The list is endless and at the end of the day it’s perhaps pointless to second guess. Nobody, but nobody, applies for one job only and gets it. This is a numbers game, and whilst you may well have criteria of your own, you are going to be applying for multiple positions, and will, statistically, get turned down more times than you are offered a position. Many more times.
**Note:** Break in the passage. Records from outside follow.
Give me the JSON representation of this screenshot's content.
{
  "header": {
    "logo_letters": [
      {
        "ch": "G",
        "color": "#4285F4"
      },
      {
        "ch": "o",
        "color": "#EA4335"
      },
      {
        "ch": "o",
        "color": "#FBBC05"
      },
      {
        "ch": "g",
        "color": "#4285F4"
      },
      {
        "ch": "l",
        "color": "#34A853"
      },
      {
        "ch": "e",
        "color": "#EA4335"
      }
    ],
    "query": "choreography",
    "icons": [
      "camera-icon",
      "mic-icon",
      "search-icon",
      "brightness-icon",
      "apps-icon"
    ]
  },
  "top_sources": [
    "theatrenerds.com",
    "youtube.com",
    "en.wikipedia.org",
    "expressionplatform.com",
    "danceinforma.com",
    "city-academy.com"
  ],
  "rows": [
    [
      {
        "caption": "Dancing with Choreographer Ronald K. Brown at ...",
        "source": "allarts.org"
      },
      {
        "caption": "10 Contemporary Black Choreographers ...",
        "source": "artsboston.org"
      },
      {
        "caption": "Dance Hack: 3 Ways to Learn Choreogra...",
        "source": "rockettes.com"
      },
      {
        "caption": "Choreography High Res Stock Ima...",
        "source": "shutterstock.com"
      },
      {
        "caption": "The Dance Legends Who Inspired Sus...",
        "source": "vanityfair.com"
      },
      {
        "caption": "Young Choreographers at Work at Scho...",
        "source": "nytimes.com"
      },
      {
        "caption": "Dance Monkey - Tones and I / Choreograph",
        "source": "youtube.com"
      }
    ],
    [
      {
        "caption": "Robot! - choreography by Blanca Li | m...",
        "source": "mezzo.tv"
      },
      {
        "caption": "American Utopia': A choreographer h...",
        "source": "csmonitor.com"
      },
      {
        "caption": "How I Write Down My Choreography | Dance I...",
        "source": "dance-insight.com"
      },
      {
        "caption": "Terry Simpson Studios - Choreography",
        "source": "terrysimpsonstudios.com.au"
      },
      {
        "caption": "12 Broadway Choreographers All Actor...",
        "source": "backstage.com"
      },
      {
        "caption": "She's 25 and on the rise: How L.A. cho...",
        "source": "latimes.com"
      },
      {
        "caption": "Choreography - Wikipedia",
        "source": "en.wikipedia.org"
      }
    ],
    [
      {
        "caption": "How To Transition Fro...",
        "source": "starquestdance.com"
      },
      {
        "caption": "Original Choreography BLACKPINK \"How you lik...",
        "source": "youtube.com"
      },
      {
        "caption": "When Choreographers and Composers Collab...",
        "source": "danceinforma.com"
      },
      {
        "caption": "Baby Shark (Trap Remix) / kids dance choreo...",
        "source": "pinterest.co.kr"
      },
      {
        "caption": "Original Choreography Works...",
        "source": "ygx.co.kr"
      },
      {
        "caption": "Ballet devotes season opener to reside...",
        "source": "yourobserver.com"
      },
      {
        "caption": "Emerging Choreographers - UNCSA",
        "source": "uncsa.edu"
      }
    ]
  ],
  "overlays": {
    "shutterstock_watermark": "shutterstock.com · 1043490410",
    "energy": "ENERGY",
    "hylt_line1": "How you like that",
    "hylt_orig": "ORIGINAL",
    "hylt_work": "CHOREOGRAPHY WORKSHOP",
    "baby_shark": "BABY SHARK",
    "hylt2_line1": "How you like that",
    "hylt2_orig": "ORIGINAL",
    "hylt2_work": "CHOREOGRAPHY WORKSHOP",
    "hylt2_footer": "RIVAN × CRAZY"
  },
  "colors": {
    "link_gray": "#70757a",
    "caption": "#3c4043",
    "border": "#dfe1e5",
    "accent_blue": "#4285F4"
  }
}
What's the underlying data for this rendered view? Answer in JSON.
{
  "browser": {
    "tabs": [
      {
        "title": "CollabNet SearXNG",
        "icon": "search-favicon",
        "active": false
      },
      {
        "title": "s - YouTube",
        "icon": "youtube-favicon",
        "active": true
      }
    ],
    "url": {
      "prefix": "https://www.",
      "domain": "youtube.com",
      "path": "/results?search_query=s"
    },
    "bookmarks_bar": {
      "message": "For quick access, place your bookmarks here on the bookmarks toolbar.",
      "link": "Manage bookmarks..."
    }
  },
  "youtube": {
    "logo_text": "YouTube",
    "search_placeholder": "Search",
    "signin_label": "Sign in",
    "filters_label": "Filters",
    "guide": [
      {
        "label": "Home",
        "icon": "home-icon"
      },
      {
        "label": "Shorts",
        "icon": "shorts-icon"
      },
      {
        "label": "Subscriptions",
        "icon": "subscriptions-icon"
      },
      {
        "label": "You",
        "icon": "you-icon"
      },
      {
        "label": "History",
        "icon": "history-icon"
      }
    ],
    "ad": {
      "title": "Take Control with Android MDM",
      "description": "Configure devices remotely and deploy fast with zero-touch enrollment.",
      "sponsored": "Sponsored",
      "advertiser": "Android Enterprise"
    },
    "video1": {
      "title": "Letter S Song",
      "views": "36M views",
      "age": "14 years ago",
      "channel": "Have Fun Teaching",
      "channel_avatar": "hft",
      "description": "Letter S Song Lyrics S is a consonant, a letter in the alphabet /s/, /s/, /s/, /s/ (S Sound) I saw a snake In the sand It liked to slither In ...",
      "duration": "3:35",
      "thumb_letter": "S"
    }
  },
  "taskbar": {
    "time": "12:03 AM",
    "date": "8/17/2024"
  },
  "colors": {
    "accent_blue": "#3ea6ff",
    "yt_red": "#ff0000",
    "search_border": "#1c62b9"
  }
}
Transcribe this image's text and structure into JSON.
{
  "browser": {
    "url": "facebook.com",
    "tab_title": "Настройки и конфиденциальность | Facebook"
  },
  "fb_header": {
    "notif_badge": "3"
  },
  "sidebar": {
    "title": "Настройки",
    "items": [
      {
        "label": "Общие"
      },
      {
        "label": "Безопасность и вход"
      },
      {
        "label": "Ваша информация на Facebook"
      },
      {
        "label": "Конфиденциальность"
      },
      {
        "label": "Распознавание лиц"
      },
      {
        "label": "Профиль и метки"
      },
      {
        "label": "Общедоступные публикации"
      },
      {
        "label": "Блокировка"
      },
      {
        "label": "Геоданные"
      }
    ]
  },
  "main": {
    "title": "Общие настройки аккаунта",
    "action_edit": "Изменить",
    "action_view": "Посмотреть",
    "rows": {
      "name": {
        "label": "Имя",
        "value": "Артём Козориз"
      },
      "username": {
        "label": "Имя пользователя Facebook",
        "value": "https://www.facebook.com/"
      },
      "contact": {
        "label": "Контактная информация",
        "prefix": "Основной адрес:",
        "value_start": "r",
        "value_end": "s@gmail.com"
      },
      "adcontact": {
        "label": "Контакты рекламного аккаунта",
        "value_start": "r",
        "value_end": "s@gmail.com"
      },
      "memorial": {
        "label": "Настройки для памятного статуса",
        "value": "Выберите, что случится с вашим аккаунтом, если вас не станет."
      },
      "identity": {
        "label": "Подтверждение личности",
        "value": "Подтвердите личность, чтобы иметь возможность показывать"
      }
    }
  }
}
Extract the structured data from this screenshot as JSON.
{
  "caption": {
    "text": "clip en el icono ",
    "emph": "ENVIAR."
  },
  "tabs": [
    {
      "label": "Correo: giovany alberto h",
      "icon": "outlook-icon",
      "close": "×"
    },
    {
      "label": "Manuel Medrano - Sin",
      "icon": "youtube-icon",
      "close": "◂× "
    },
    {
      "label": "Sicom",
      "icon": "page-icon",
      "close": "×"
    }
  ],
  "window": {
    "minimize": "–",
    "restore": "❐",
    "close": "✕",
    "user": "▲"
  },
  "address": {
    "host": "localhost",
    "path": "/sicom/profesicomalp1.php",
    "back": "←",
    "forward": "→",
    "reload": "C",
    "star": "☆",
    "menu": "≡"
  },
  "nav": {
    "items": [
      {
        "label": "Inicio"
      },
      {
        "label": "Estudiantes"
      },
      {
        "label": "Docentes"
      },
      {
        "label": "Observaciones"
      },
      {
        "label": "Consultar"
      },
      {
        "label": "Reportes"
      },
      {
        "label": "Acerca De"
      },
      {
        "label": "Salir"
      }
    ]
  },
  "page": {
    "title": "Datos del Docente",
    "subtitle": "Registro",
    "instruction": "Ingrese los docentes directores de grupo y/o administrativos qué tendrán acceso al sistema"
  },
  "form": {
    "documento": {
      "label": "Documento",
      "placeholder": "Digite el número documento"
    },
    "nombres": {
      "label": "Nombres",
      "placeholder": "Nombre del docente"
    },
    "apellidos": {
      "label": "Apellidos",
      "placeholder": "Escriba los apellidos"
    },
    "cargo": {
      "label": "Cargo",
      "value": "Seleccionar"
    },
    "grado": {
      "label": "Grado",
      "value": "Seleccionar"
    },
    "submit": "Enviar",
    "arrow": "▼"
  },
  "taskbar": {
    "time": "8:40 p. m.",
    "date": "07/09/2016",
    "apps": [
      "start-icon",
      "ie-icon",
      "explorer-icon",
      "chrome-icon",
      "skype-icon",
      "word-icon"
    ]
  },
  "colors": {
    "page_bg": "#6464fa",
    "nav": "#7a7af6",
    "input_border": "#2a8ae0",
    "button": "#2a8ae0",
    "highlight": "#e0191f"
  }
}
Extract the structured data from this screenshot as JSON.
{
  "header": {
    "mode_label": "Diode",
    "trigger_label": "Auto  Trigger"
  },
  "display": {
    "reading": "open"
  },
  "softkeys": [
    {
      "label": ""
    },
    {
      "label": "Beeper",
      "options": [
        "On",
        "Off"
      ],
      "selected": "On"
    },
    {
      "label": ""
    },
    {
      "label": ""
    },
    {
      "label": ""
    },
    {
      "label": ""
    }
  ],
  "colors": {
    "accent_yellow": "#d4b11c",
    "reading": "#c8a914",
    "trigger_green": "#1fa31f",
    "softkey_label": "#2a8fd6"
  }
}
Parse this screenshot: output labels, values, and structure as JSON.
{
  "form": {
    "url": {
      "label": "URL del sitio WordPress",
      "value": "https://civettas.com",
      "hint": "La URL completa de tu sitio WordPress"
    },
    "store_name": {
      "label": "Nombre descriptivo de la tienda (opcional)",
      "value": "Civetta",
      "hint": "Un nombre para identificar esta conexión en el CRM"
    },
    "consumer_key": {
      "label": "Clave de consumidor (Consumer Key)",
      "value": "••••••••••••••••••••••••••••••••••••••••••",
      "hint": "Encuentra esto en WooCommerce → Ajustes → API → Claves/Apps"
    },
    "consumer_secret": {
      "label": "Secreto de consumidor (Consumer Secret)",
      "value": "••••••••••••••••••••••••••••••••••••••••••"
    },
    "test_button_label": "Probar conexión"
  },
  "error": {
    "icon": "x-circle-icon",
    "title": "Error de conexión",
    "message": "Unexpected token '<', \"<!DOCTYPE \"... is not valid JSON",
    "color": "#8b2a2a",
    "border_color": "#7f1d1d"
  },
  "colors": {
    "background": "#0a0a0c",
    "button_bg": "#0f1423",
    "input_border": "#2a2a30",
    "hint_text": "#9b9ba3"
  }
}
If you do feel you had a good rapport over one or two interviews, there’s nothing wrong with politely replying to that rejection email, thanking them for their time in considering your application and asking if they would be prepared to give you some feedback on the interview process. Maybe asking if there was a stand out problem on your CV or cover letter. Often, schools won’t want to get into protracted correspondence over this – they have moved on, clearly (and it may even be policy not to offer feedback) – but you may get some helpful information. They may even tell you they appointed internally in the end, or they had a teaching spouse to place and so the position was filled that way. And if you get blanked, then maybe, just maybe, you’ve actually had a lucky escape.

Just bear in mind that’s not necessarily – in fact most probably not – about you as a teacher. It’s about fit. Chalk it up to experience, check out your recruiters’ websites, open up that CV and try again. Best of luck.